DJ Deadbeat w/ House of M @ Stonefly Brewery, 10 p.m.
Though
he hasn’t promoted himself as aggressively as his peers in No Request
Sound have, DJ Deadbeat quietly established himself as a pillar of
Milwaukee’s rap scene last year, filling in as the new co-host of
WMSE’s Tuesday night hip-hop show “Mad Kids,” DJing solo gigs and
handling the production for a burgeoning rap collective called the
House of M, whose superhero-themed performances made them one of the
most talked-about additions to the local rap scene. Tonight Deadbeat
does double duty, DJing on his own and performing with the
sometimes-costumed MCs in House of M.
House of M
French Horn Rebellion w/ Kid Color @ Points East Pub, 8:30 p.m.
How
does Milwaukee’s French Horn Rebellion differentiate itself from the
hundreds of other colorful electro-pop bands with an affinity for disco
grooves, New Wave hooks and all things falsetto? Well, for one thing,
they actually use a French horn, though it takes a back seat to
synthesizers, of course. Most promisingly, though, this brother-brother
duo has shown a real knack for concise, candied pop hooks, well
displayed on their buoyant new single “Up All Night,” which they’ll
release in EP form on Feb. 20.
Saturday, Feb. 7
Cheer-Accident w/ Couch Flambeau @ Cactus Club, 10 p.m.
For
the better part of three decades, Cheer-Accident has been recording pop
music for people who hate pop music: brainy, twisting compositions that
twist and turn in the exact opposite direction your ears want them to.
It’s unsurprising that a group this unwaveringly subversive never found
much of a national fan base, but they certainly left their mark on
their native Chicago, where they were integral in shaping the city’s
math-rock scene (frequently with the help of producer Steve Albini) and
laying the foundation for Windy City post-rock with their jazzy,
dizzying time-signature fake-outs. Warming up the stage before
Cheer-Accident’s local release show for their new album, Fear Draws
Misfortune, is Milwaukee’s iconic Couch Flambeau, fellow ’80s veterans
who played really, really silly punk rock well before it was
fashionable to play even faintly silly punk rock.

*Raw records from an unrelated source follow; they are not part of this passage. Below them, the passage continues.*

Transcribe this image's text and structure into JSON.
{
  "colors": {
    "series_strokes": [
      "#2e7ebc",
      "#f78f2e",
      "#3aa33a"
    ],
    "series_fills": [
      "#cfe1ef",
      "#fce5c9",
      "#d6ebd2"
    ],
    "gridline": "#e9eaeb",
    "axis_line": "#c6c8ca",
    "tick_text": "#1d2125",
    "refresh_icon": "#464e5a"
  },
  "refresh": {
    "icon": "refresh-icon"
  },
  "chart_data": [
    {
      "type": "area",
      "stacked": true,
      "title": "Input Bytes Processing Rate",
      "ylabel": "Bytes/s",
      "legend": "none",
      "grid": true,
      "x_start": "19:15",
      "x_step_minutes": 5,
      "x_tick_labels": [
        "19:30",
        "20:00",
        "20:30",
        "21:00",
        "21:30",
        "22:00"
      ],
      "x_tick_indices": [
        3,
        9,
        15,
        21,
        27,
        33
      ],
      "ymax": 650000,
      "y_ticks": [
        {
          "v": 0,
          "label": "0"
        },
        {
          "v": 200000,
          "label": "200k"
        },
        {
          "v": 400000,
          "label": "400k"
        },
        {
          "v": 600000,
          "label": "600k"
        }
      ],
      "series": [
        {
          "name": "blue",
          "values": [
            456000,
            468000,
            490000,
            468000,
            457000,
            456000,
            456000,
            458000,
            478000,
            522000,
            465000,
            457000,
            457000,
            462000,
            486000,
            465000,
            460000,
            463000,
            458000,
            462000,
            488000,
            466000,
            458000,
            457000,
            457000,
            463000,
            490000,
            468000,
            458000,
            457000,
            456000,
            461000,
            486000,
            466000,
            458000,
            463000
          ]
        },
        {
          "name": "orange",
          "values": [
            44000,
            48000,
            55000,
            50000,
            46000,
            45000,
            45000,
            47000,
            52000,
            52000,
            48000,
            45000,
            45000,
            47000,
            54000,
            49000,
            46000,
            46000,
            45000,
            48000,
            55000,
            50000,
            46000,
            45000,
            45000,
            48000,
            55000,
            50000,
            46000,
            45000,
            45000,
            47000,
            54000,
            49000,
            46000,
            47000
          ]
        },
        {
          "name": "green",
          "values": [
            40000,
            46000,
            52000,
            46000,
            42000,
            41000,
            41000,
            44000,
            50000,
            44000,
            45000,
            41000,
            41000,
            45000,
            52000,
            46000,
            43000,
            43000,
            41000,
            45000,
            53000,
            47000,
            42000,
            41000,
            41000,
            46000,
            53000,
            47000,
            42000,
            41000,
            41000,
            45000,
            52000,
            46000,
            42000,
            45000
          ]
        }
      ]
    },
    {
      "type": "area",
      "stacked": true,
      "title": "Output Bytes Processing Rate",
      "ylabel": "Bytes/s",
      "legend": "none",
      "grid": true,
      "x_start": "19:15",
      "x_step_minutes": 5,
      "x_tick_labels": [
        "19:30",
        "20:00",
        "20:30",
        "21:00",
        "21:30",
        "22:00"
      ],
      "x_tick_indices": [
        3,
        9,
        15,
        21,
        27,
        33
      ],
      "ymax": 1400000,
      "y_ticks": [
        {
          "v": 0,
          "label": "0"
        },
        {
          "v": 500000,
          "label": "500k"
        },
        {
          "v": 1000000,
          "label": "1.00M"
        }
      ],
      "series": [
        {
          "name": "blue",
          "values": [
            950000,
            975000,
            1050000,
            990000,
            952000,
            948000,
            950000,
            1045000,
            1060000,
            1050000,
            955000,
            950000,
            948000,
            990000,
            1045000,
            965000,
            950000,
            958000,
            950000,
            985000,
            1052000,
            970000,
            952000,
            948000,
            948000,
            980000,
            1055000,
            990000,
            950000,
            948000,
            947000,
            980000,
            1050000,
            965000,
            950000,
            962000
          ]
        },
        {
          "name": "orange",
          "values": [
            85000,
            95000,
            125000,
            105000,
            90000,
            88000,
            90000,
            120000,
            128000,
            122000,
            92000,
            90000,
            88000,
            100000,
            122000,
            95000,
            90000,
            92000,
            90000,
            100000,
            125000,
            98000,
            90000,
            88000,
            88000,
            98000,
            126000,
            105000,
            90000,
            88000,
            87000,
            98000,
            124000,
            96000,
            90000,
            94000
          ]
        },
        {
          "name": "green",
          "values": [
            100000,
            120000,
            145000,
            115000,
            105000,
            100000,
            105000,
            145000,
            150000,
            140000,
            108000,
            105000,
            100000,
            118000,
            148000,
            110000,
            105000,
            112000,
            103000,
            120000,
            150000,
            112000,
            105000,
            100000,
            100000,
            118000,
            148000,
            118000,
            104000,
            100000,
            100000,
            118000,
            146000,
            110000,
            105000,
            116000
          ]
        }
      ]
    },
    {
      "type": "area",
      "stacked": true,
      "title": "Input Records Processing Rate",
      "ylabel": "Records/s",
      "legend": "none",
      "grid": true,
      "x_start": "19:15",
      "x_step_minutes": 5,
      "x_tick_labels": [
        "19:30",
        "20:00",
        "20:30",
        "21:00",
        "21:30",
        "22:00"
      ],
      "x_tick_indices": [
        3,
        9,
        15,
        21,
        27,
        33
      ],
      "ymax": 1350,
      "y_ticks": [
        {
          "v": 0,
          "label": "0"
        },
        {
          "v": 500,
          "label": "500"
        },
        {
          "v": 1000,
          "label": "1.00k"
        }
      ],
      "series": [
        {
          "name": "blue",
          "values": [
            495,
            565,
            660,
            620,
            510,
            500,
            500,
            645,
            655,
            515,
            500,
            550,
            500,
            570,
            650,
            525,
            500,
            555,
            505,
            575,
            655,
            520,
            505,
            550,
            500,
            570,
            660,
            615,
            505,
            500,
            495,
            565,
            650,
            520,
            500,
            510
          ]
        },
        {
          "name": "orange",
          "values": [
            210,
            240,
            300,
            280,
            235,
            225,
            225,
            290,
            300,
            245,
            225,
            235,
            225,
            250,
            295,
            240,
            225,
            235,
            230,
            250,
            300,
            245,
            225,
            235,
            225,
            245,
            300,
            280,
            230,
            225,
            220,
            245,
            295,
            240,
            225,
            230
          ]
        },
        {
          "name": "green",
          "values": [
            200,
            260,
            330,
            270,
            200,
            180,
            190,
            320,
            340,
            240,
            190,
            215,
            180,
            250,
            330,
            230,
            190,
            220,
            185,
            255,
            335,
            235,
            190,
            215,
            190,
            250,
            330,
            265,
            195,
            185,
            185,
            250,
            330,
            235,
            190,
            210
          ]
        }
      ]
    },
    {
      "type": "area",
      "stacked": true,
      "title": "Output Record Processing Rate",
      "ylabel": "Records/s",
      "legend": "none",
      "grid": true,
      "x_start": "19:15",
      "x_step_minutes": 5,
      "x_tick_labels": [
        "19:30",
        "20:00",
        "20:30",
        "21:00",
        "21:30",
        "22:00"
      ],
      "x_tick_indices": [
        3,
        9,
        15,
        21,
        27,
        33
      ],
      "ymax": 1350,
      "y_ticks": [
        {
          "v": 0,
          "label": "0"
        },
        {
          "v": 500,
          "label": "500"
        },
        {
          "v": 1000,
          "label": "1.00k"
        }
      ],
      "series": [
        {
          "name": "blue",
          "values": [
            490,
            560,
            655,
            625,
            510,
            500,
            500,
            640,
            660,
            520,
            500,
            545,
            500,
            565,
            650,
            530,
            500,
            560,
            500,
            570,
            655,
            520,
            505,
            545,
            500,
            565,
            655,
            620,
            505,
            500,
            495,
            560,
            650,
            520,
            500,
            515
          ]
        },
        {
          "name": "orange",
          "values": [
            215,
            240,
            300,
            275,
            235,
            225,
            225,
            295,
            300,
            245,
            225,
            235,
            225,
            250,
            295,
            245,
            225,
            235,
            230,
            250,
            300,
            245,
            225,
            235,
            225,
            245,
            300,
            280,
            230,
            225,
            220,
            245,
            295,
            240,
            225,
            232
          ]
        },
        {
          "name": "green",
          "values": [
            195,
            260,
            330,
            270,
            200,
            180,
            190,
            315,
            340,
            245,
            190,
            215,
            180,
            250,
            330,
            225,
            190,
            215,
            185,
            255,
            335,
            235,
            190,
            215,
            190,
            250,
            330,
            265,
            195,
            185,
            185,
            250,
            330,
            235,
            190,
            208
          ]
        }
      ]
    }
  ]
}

The Optical Delusions @ Turner Hall Ballroom, 8 p.m.
Like
burlesque performances, magic and variety shows have benefited from a
sudden revival in recent years, as young performers put a modern twist
on old-fashioned art forms. Twenty-something Shorewood native Marcus
Monroe, for instance, has become a minor television personality by
being, of all things, a juggler—albeit an “extreme” one. His perilous
contribution to the craft is a knife/torch hybrid he calls “the
knorch.” Monroe is one third of a variety troupe called The Optical
Delusions, with fellow high-concept buskers Ben Seidman (a likeably
nebbish Milwaukee magician who has written for Criss “Mindfreak” Angel
but doesn’t share Angel’s sleazeball demeanor), and London’s
self-proclaimed mentalist Luke Jermay.